Ритуал посвящения в узники лагеря на этом закончился, и новичков развели по баракам. Таких бараков было всего четыре. Здесь узники должны были находиться в течение карантинного срока — десяти дней.

В бараке не было никакой мебели, кроме деревянных топчанов, покрытых тонкими матрацами, и длинного стола. Почти на каждом топчане шириной около семидесяти сантиметров располагались два узника.

В девять часов вечера свет в бараке выключался, и узники должны были занять свои места на топчанах. При этом полагалось снимать брюки. Каждого, кто ложился на топчан одетым, подозревали в попытке к побегу и жестоко избивали.

После трех суток стояния в вагоне Мишель наконец получил возможность прилечь. Он так устал, что ни неудобства, ни голод не могли помешать ему уснуть.

В течение всего карантинного срока вновь прибывшие были изолированы от остальных узников лагеря и не работали.

Большую часть времени они выстаивали в строю перед бараками или в пространстве между ними. Бесконечные часы проходили в полном безмолвии. Большинство узников все еще не могло оправиться от последствий переезда и тех потрясений, которые им пришлось пережить в день прибытия в лагерь. Заключенные замкнулись в себе и вряд ли были способны на какие-либо действия, если их к этому не принуждали.

Каждый вечер, когда рабочие команды возвращались с работы, весь состав лагеря выстраивался на центральной площади для переклички, продолжавшейся иногда больше двух часов.

Вновь прибывшие впервые участвовали в этой процедуре на второй день своего пребывания в лагере. Колонны выстраивались в два ряда, образуя огромный квадрат, центр которого оставался свободным. В этот центр затем выходил духовой оркестр с дирижером.

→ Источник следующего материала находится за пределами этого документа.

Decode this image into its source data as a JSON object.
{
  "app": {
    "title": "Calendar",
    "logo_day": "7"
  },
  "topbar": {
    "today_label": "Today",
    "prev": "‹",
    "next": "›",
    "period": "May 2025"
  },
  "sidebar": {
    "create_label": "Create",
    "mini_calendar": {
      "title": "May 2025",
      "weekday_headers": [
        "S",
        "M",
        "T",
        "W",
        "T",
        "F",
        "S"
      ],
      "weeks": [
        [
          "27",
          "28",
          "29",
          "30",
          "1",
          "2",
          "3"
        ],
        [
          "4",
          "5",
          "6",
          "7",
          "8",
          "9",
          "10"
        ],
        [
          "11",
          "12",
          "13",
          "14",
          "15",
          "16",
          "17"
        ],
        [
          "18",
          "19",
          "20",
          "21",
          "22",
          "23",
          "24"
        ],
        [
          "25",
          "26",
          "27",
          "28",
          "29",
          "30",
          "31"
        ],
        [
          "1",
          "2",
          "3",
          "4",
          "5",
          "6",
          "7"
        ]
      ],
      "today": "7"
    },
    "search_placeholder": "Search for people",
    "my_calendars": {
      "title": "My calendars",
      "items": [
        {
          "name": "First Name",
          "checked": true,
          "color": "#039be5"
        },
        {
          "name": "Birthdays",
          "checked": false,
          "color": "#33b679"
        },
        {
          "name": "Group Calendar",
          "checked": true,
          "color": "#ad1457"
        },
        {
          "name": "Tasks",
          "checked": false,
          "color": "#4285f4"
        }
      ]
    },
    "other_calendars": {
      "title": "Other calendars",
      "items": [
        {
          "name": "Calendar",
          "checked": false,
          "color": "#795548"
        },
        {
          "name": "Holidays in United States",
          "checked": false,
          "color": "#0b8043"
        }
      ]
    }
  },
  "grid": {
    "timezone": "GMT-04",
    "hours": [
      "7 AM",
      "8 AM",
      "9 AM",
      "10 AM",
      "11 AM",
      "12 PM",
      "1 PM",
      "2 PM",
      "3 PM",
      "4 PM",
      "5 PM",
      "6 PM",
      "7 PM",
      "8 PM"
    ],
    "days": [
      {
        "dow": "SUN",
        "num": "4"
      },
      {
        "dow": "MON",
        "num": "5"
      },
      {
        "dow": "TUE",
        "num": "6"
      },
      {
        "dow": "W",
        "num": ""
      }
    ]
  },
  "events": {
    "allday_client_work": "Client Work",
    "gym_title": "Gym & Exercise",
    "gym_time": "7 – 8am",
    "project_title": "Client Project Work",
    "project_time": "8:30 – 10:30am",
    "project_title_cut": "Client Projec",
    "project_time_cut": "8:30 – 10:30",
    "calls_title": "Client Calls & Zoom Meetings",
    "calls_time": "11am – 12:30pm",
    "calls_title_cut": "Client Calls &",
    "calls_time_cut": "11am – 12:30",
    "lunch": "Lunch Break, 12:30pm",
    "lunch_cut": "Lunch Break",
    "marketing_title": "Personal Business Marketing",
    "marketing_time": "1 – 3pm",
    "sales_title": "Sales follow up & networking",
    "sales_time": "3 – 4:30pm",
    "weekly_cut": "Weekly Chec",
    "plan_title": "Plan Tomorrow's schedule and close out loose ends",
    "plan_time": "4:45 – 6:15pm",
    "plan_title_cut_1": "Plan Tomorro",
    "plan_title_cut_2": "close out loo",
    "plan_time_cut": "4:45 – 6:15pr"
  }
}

Как только построение кончилось, дирижер взмахнул палочкой и оркестр заиграл военный марш. Строй с одной стороны разомкнулся, и через образовавшийся проход четверо заключенных пронесли какое-то массивное устройство. Это были две стойки, соединенные широкой доской, на которой болталась толстая веревка.

Под звуки оркестра соорудили виселицу и у ее подножия установили небольшую деревянную подставку. Оркестр вдруг замолк. К виселице подвели молодого парня в обычном лагерном костюме.

Староста лагеря, на голове которого была бескозырка — символ власти над узниками, подошел к парню и накинул ему на шею петлю.

Затем, обратившись к заключенным, он громко пояснил, в чем повинен приговоренный к повешению: в попытке к бегству и краже продуктов.

— Разве он не заслуживает быть повешенным? — спросил староста.

— Заслуживает, — послышались нестройные голоса.

Одобрительные возгласы раздались из передних рядов строя. Эти голоса принадлежали тем узникам, которые всячески старались доказать свою преданность лагерному начальству и этим облегчить свою судьбу.

Из всего того, что Мишелю пришлось видеть в лагере, это зрелище произвело на него наиболее кошмарное впечатление.

Над лагерем уже спустилась ночь, когда длинные колонны узников двинулись к баракам. Их ждал ужин, но, несмотря на мучивший людей голод, никто из новичков даже не притронулся к еде.

На старожилов лагеря, уже привыкших к подобным сценам, казнь внешне не произвела впечатления. Они знали, что не проходит дня без того, чтобы кто-нибудь из узников не умер. Заключенных вешали и расстреливали за малейшую провинность, они погибали от болезней, голода и непосильного рабского труда. Днем и ночью из труб крематория поднимался дым.